High-Speed Stimulus

Rail money at odds with CTA?

With $8 billion for high-speed rail projects tucked into the recently-passed stimulus bill by the Obama White, the Tribune's Blair Kamin suggests this morning that a high-speed hub just to the east of Union Station is "perhaps . . . an idea whose time has finally come."

And indeed, the CTA Tattler says the stimulus bill is "great news for high-speed rail."

But the Tattler also says the bill is "not as great for mass transit funding" - and that means the CTA.

"Board Chairman Carole Brown told Congress last month the CTA had $500 million in 'shovel ready' projects to be funded," the Tattler reports. "But it looks like it will get just more than half of that amount."

The story is much the same around the country.

"The state budget approved last week slashed aid for running buses and trains by $536 million, in effect abolishing for as long as five years the State Transit Assistance account, which provides cash to build and run transit operations across California. While $1 billion in stimulus funds could be headed to the region for transit and highways, the state losses far exceed the federal infusion of cash for transit districts," the San Jose Mercury News reports.

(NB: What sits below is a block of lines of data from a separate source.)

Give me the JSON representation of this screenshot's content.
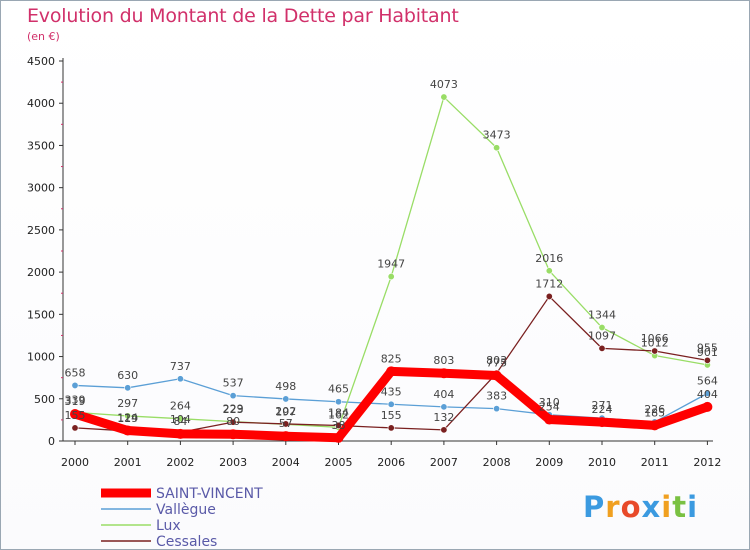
{
  "chart_data": {
    "type": "line",
    "title": "Evolution du Montant de la Dette par Habitant",
    "subtitle": "(en €)",
    "categories": [
      "2000",
      "2001",
      "2002",
      "2003",
      "2004",
      "2005",
      "2006",
      "2007",
      "2008",
      "2009",
      "2010",
      "2011",
      "2012"
    ],
    "ylim": [
      0,
      4500
    ],
    "yticks": [
      0,
      500,
      1000,
      1500,
      2000,
      2500,
      3000,
      3500,
      4000,
      4500
    ],
    "grid": false,
    "legend_position": "bottom-left",
    "series": [
      {
        "name": "SAINT-VINCENT",
        "color": "#ff0000",
        "values": [
          319,
          124,
          84,
          80,
          57,
          38,
          825,
          803,
          775,
          254,
          224,
          185,
          404
        ]
      },
      {
        "name": "Vallègue",
        "color": "#5b9fd6",
        "values": [
          658,
          630,
          737,
          537,
          498,
          465,
          435,
          404,
          383,
          310,
          271,
          226,
          564
        ]
      },
      {
        "name": "Lux",
        "color": "#99dd66",
        "values": [
          339,
          297,
          264,
          229,
          197,
          162,
          1947,
          4073,
          3473,
          2016,
          1344,
          1012,
          901
        ]
      },
      {
        "name": "Cessales",
        "color": "#7a2020",
        "values": [
          155,
          119,
          104,
          223,
          202,
          184,
          155,
          132,
          803,
          1712,
          1097,
          1066,
          955
        ]
      }
    ]
  },
  "logo": {
    "text": "Proxiti",
    "letters": [
      "P",
      "r",
      "o",
      "x",
      "i",
      "t",
      "i"
    ],
    "colors": [
      "#3b9ae0",
      "#f0a020",
      "#e84a2a",
      "#3b9ae0",
      "#f0a020",
      "#7ac142",
      "#3b9ae0"
    ]
  }
}
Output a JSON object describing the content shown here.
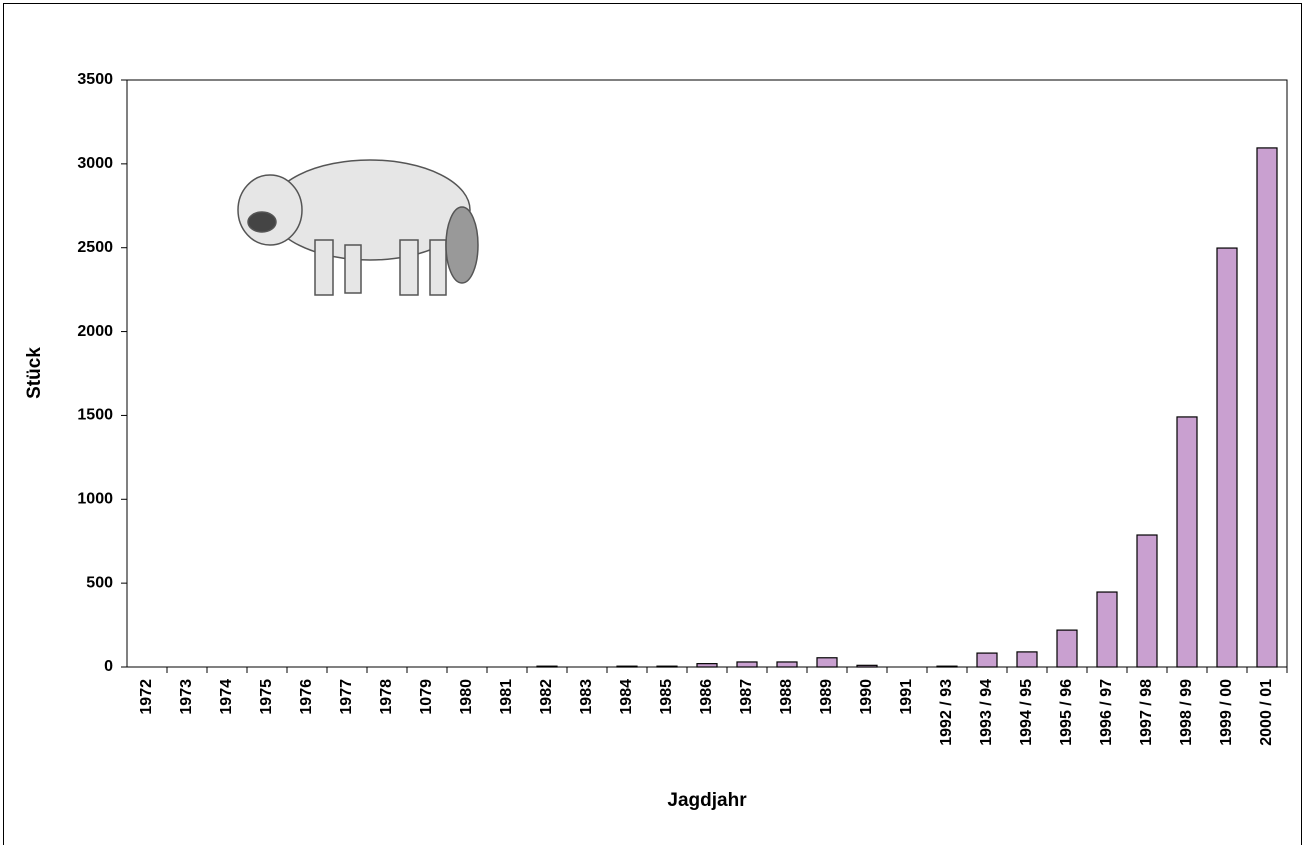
{
  "chart_data": {
    "type": "bar",
    "categories": [
      "1972",
      "1973",
      "1974",
      "1975",
      "1976",
      "1977",
      "1978",
      "1079",
      "1980",
      "1981",
      "1982",
      "1983",
      "1984",
      "1985",
      "1986",
      "1987",
      "1988",
      "1989",
      "1990",
      "1991",
      "1992 / 93",
      "1993 / 94",
      "1994 / 95",
      "1995 / 96",
      "1996 / 97",
      "1997 / 98",
      "1998 / 99",
      "1999 / 00",
      "2000 / 01"
    ],
    "values": [
      0,
      0,
      0,
      0,
      0,
      0,
      0,
      0,
      0,
      0,
      5,
      0,
      5,
      5,
      20,
      30,
      30,
      55,
      10,
      0,
      5,
      83,
      90,
      220,
      447,
      787,
      1491,
      2498,
      3095
    ],
    "color": "#c9a0d0",
    "x_label": "Jagdjahr",
    "y_label": "Stück",
    "ylim": [
      0,
      3500
    ],
    "yticks": [
      0,
      500,
      1000,
      1500,
      2000,
      2500,
      3000,
      3500
    ]
  }
}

And as beneficial as high-speed rail would likely be, the money in the stimulus bill isn't enough to even fund a single project; it's meant as something of a down payment on national infrastructure spending, something Obama has tasked to former Illinois congressman Ray LaHood, now the U.S. Transportation Secretary.

That means more money that might have gone into funding the likes of the CTA could be directed to high-speed rail in the future.

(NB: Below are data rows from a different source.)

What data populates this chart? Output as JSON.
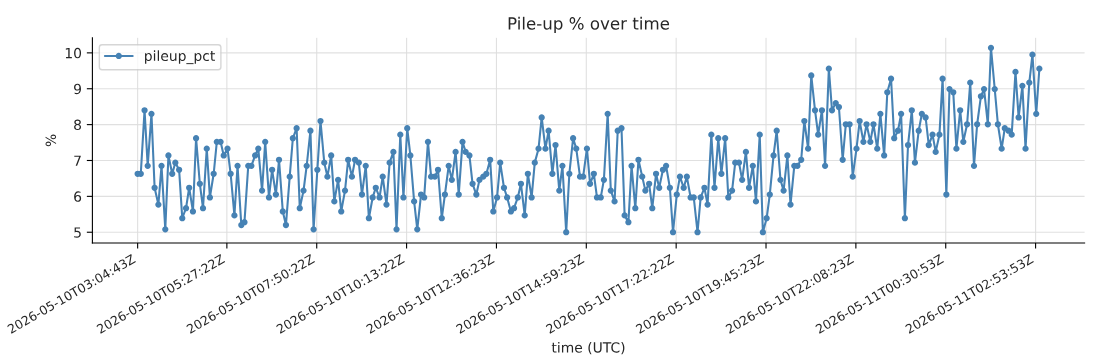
{
  "chart_data": {
    "type": "line",
    "title": "Pile-up % over time",
    "xlabel": "time (UTC)",
    "ylabel": "%",
    "x": [
      "2026-05-10T03:05",
      "2026-05-10T03:10",
      "2026-05-10T03:16",
      "2026-05-10T03:21",
      "2026-05-10T03:27",
      "2026-05-10T03:32",
      "2026-05-10T03:38",
      "2026-05-10T03:43",
      "2026-05-10T03:49",
      "2026-05-10T03:54",
      "2026-05-10T04:00",
      "2026-05-10T04:05",
      "2026-05-10T04:11",
      "2026-05-10T04:16",
      "2026-05-10T04:22",
      "2026-05-10T04:27",
      "2026-05-10T04:33",
      "2026-05-10T04:38",
      "2026-05-10T04:44",
      "2026-05-10T04:49",
      "2026-05-10T04:55",
      "2026-05-10T05:00",
      "2026-05-10T05:06",
      "2026-05-10T05:11",
      "2026-05-10T05:17",
      "2026-05-10T05:22",
      "2026-05-10T05:28",
      "2026-05-10T05:33",
      "2026-05-10T05:39",
      "2026-05-10T05:44",
      "2026-05-10T05:50",
      "2026-05-10T05:55",
      "2026-05-10T06:01",
      "2026-05-10T06:06",
      "2026-05-10T06:12",
      "2026-05-10T06:17",
      "2026-05-10T06:23",
      "2026-05-10T06:28",
      "2026-05-10T06:34",
      "2026-05-10T06:39",
      "2026-05-10T06:45",
      "2026-05-10T06:50",
      "2026-05-10T06:56",
      "2026-05-10T07:01",
      "2026-05-10T07:07",
      "2026-05-10T07:12",
      "2026-05-10T07:18",
      "2026-05-10T07:23",
      "2026-05-10T07:29",
      "2026-05-10T07:34",
      "2026-05-10T07:40",
      "2026-05-10T07:45",
      "2026-05-10T07:51",
      "2026-05-10T07:56",
      "2026-05-10T08:02",
      "2026-05-10T08:07",
      "2026-05-10T08:13",
      "2026-05-10T08:18",
      "2026-05-10T08:24",
      "2026-05-10T08:29",
      "2026-05-10T08:35",
      "2026-05-10T08:40",
      "2026-05-10T08:46",
      "2026-05-10T08:51",
      "2026-05-10T08:57",
      "2026-05-10T09:02",
      "2026-05-10T09:08",
      "2026-05-10T09:13",
      "2026-05-10T09:19",
      "2026-05-10T09:24",
      "2026-05-10T09:30",
      "2026-05-10T09:35",
      "2026-05-10T09:41",
      "2026-05-10T09:46",
      "2026-05-10T09:52",
      "2026-05-10T09:57",
      "2026-05-10T10:03",
      "2026-05-10T10:08",
      "2026-05-10T10:14",
      "2026-05-10T10:19",
      "2026-05-10T10:25",
      "2026-05-10T10:30",
      "2026-05-10T10:36",
      "2026-05-10T10:41",
      "2026-05-10T10:47",
      "2026-05-10T10:52",
      "2026-05-10T10:58",
      "2026-05-10T11:03",
      "2026-05-10T11:09",
      "2026-05-10T11:14",
      "2026-05-10T11:20",
      "2026-05-10T11:25",
      "2026-05-10T11:31",
      "2026-05-10T11:36",
      "2026-05-10T11:42",
      "2026-05-10T11:47",
      "2026-05-10T11:53",
      "2026-05-10T11:58",
      "2026-05-10T12:04",
      "2026-05-10T12:09",
      "2026-05-10T12:15",
      "2026-05-10T12:20",
      "2026-05-10T12:26",
      "2026-05-10T12:31",
      "2026-05-10T12:37",
      "2026-05-10T12:42",
      "2026-05-10T12:48",
      "2026-05-10T12:53",
      "2026-05-10T12:59",
      "2026-05-10T13:04",
      "2026-05-10T13:10",
      "2026-05-10T13:15",
      "2026-05-10T13:21",
      "2026-05-10T13:26",
      "2026-05-10T13:32",
      "2026-05-10T13:37",
      "2026-05-10T13:43",
      "2026-05-10T13:48",
      "2026-05-10T13:54",
      "2026-05-10T13:59",
      "2026-05-10T14:05",
      "2026-05-10T14:10",
      "2026-05-10T14:16",
      "2026-05-10T14:21",
      "2026-05-10T14:27",
      "2026-05-10T14:32",
      "2026-05-10T14:38",
      "2026-05-10T14:43",
      "2026-05-10T14:49",
      "2026-05-10T14:54",
      "2026-05-10T15:00",
      "2026-05-10T15:05",
      "2026-05-10T15:11",
      "2026-05-10T15:16",
      "2026-05-10T15:22",
      "2026-05-10T15:27",
      "2026-05-10T15:33",
      "2026-05-10T15:38",
      "2026-05-10T15:44",
      "2026-05-10T15:49",
      "2026-05-10T15:55",
      "2026-05-10T16:00",
      "2026-05-10T16:06",
      "2026-05-10T16:11",
      "2026-05-10T16:17",
      "2026-05-10T16:22",
      "2026-05-10T16:28",
      "2026-05-10T16:33",
      "2026-05-10T16:39",
      "2026-05-10T16:44",
      "2026-05-10T16:50",
      "2026-05-10T16:55",
      "2026-05-10T17:01",
      "2026-05-10T17:06",
      "2026-05-10T17:12",
      "2026-05-10T17:17",
      "2026-05-10T17:23",
      "2026-05-10T17:28",
      "2026-05-10T17:34",
      "2026-05-10T17:39",
      "2026-05-10T17:45",
      "2026-05-10T17:50",
      "2026-05-10T17:56",
      "2026-05-10T18:01",
      "2026-05-10T18:07",
      "2026-05-10T18:12",
      "2026-05-10T18:18",
      "2026-05-10T18:23",
      "2026-05-10T18:29",
      "2026-05-10T18:34",
      "2026-05-10T18:40",
      "2026-05-10T18:45",
      "2026-05-10T18:51",
      "2026-05-10T18:56",
      "2026-05-10T19:02",
      "2026-05-10T19:07",
      "2026-05-10T19:13",
      "2026-05-10T19:18",
      "2026-05-10T19:24",
      "2026-05-10T19:29",
      "2026-05-10T19:35",
      "2026-05-10T19:40",
      "2026-05-10T19:46",
      "2026-05-10T19:51",
      "2026-05-10T19:57",
      "2026-05-10T20:02",
      "2026-05-10T20:08",
      "2026-05-10T20:13",
      "2026-05-10T20:19",
      "2026-05-10T20:24",
      "2026-05-10T20:30",
      "2026-05-10T20:35",
      "2026-05-10T20:41",
      "2026-05-10T20:46",
      "2026-05-10T20:52",
      "2026-05-10T20:57",
      "2026-05-10T21:03",
      "2026-05-10T21:08",
      "2026-05-10T21:14",
      "2026-05-10T21:19",
      "2026-05-10T21:25",
      "2026-05-10T21:30",
      "2026-05-10T21:36",
      "2026-05-10T21:41",
      "2026-05-10T21:47",
      "2026-05-10T21:52",
      "2026-05-10T21:58",
      "2026-05-10T22:03",
      "2026-05-10T22:09",
      "2026-05-10T22:14",
      "2026-05-10T22:20",
      "2026-05-10T22:25",
      "2026-05-10T22:31",
      "2026-05-10T22:36",
      "2026-05-10T22:42",
      "2026-05-10T22:47",
      "2026-05-10T22:53",
      "2026-05-10T22:58",
      "2026-05-10T23:04",
      "2026-05-10T23:09",
      "2026-05-10T23:15",
      "2026-05-10T23:20",
      "2026-05-10T23:26",
      "2026-05-10T23:31",
      "2026-05-10T23:37",
      "2026-05-10T23:42",
      "2026-05-10T23:48",
      "2026-05-10T23:53",
      "2026-05-10T23:59",
      "2026-05-11T00:04",
      "2026-05-11T00:10",
      "2026-05-11T00:15",
      "2026-05-11T00:21",
      "2026-05-11T00:26",
      "2026-05-11T00:32",
      "2026-05-11T00:37",
      "2026-05-11T00:43",
      "2026-05-11T00:48",
      "2026-05-11T00:54",
      "2026-05-11T00:59",
      "2026-05-11T01:05",
      "2026-05-11T01:10",
      "2026-05-11T01:16",
      "2026-05-11T01:21",
      "2026-05-11T01:27",
      "2026-05-11T01:32",
      "2026-05-11T01:38",
      "2026-05-11T01:43",
      "2026-05-11T01:49",
      "2026-05-11T01:54",
      "2026-05-11T02:00",
      "2026-05-11T02:05",
      "2026-05-11T02:11",
      "2026-05-11T02:16",
      "2026-05-11T02:22",
      "2026-05-11T02:27",
      "2026-05-11T02:33",
      "2026-05-11T02:38",
      "2026-05-11T02:44",
      "2026-05-11T02:49",
      "2026-05-11T02:55",
      "2026-05-11T03:00"
    ],
    "series": [
      {
        "name": "pileup_pct",
        "color": "#4682b4",
        "values": [
          6.63,
          6.63,
          8.4,
          6.85,
          8.3,
          6.24,
          5.77,
          6.85,
          5.08,
          7.14,
          6.63,
          6.94,
          6.74,
          5.39,
          5.67,
          6.24,
          5.58,
          7.62,
          6.35,
          5.67,
          7.33,
          5.97,
          6.63,
          7.52,
          7.52,
          7.14,
          7.33,
          6.63,
          5.47,
          6.85,
          5.2,
          5.28,
          6.85,
          6.85,
          7.14,
          7.33,
          6.16,
          7.52,
          5.97,
          6.74,
          6.05,
          7.02,
          5.58,
          5.2,
          6.55,
          7.62,
          7.9,
          5.67,
          6.16,
          6.85,
          7.83,
          5.08,
          6.74,
          8.1,
          6.94,
          6.55,
          7.14,
          5.86,
          6.46,
          5.58,
          6.16,
          7.02,
          6.55,
          7.02,
          6.94,
          6.05,
          6.85,
          5.39,
          5.97,
          6.24,
          5.97,
          6.55,
          5.77,
          6.94,
          7.24,
          5.08,
          7.72,
          5.97,
          7.9,
          7.14,
          5.86,
          5.08,
          6.05,
          5.97,
          7.52,
          6.55,
          6.55,
          6.74,
          5.39,
          6.05,
          6.85,
          6.46,
          7.24,
          6.05,
          7.52,
          7.24,
          7.14,
          6.35,
          6.05,
          6.46,
          6.55,
          6.63,
          7.02,
          5.58,
          5.97,
          6.94,
          6.24,
          5.97,
          5.58,
          5.67,
          5.97,
          6.35,
          5.47,
          6.63,
          5.97,
          6.94,
          7.33,
          8.2,
          7.33,
          7.83,
          6.63,
          7.43,
          6.16,
          6.85,
          5.0,
          6.63,
          7.62,
          7.33,
          6.55,
          6.55,
          7.33,
          6.35,
          6.63,
          5.97,
          5.97,
          6.46,
          8.3,
          6.16,
          5.86,
          7.83,
          7.9,
          5.47,
          5.28,
          6.85,
          5.67,
          7.02,
          6.55,
          6.16,
          6.35,
          5.67,
          6.63,
          6.24,
          6.74,
          6.85,
          6.24,
          5.0,
          6.05,
          6.55,
          6.24,
          6.55,
          5.97,
          5.97,
          5.0,
          5.97,
          6.24,
          5.77,
          7.72,
          6.24,
          7.62,
          6.63,
          7.62,
          5.97,
          6.16,
          6.94,
          6.94,
          6.46,
          7.24,
          6.24,
          6.85,
          5.86,
          7.72,
          5.0,
          5.39,
          6.05,
          7.14,
          7.83,
          6.46,
          6.16,
          7.14,
          5.77,
          6.85,
          6.85,
          7.02,
          8.1,
          7.33,
          9.37,
          8.4,
          7.72,
          8.4,
          6.85,
          9.56,
          8.4,
          8.6,
          8.49,
          7.02,
          8.01,
          8.01,
          6.55,
          7.33,
          8.1,
          7.52,
          8.01,
          7.52,
          8.01,
          7.33,
          8.3,
          7.14,
          8.9,
          9.28,
          7.62,
          7.83,
          8.3,
          5.39,
          7.43,
          8.4,
          6.94,
          7.83,
          8.3,
          8.2,
          7.43,
          7.72,
          7.24,
          7.72,
          9.28,
          6.05,
          8.99,
          8.9,
          7.33,
          8.4,
          7.52,
          8.01,
          9.17,
          6.85,
          8.01,
          8.79,
          8.99,
          8.01,
          10.14,
          8.99,
          8.01,
          7.33,
          7.9,
          7.83,
          7.72,
          9.47,
          8.2,
          9.08,
          7.33,
          9.17,
          9.95,
          8.3,
          9.56
        ]
      }
    ],
    "xlim": [
      "2026-05-10T01:53",
      "2026-05-11T04:12"
    ],
    "xticks": [
      {
        "value": "2026-05-10T03:05",
        "label": "2026-05-10T03:04:43Z"
      },
      {
        "value": "2026-05-10T05:27",
        "label": "2026-05-10T05:27:22Z"
      },
      {
        "value": "2026-05-10T07:50",
        "label": "2026-05-10T07:50:22Z"
      },
      {
        "value": "2026-05-10T10:13",
        "label": "2026-05-10T10:13:22Z"
      },
      {
        "value": "2026-05-10T12:36",
        "label": "2026-05-10T12:36:23Z"
      },
      {
        "value": "2026-05-10T14:59",
        "label": "2026-05-10T14:59:23Z"
      },
      {
        "value": "2026-05-10T17:22",
        "label": "2026-05-10T17:22:22Z"
      },
      {
        "value": "2026-05-10T19:45",
        "label": "2026-05-10T19:45:23Z"
      },
      {
        "value": "2026-05-10T22:08",
        "label": "2026-05-10T22:08:23Z"
      },
      {
        "value": "2026-05-11T00:31",
        "label": "2026-05-11T00:30:53Z"
      },
      {
        "value": "2026-05-11T02:54",
        "label": "2026-05-11T02:53:53Z"
      }
    ],
    "ylim": [
      4.7,
      10.42
    ],
    "yticks": [
      5,
      6,
      7,
      8,
      9,
      10
    ],
    "grid": true,
    "legend": "top left",
    "marker": "circle",
    "line_style": "solid"
  }
}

(Sorry, USA Today, but high-speed rail isn't really an "urban" concern; it would connect cities, but also airports and tourist destinations, while not tending to needs within cities.)

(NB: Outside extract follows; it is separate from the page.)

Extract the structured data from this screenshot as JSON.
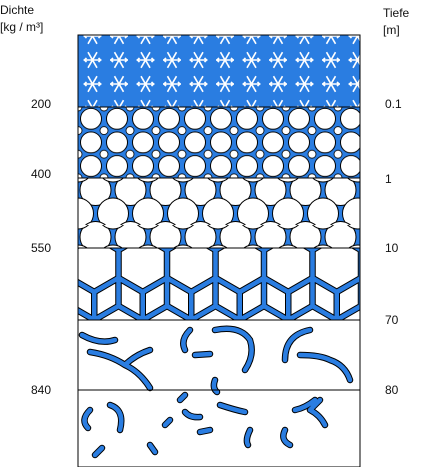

Matt Yglesias at Think Progress is a high-speed rail fan, but skeptical of its inclusion in the stimulus bill.

"Where are the studies of what we can do to speed up completion of currently envisioned [transit] programs?"  he asks.

The CTA wonders too; for years plans have floated around the Chicago transportation community - the experts and activists - for line extensions, for example.

High-speed rail is long overdue, but recent headlines such as "New Deficit Figure Startles CTA Board," "Mass Transit 'Doomsday' Looms Yet Again," and "No Transit Overhaul In City's Olympic Bid" suggest that $8 million in stimulus funds might be better spent on immediate, targeted needs while a long-term infrastructure plan is created separately.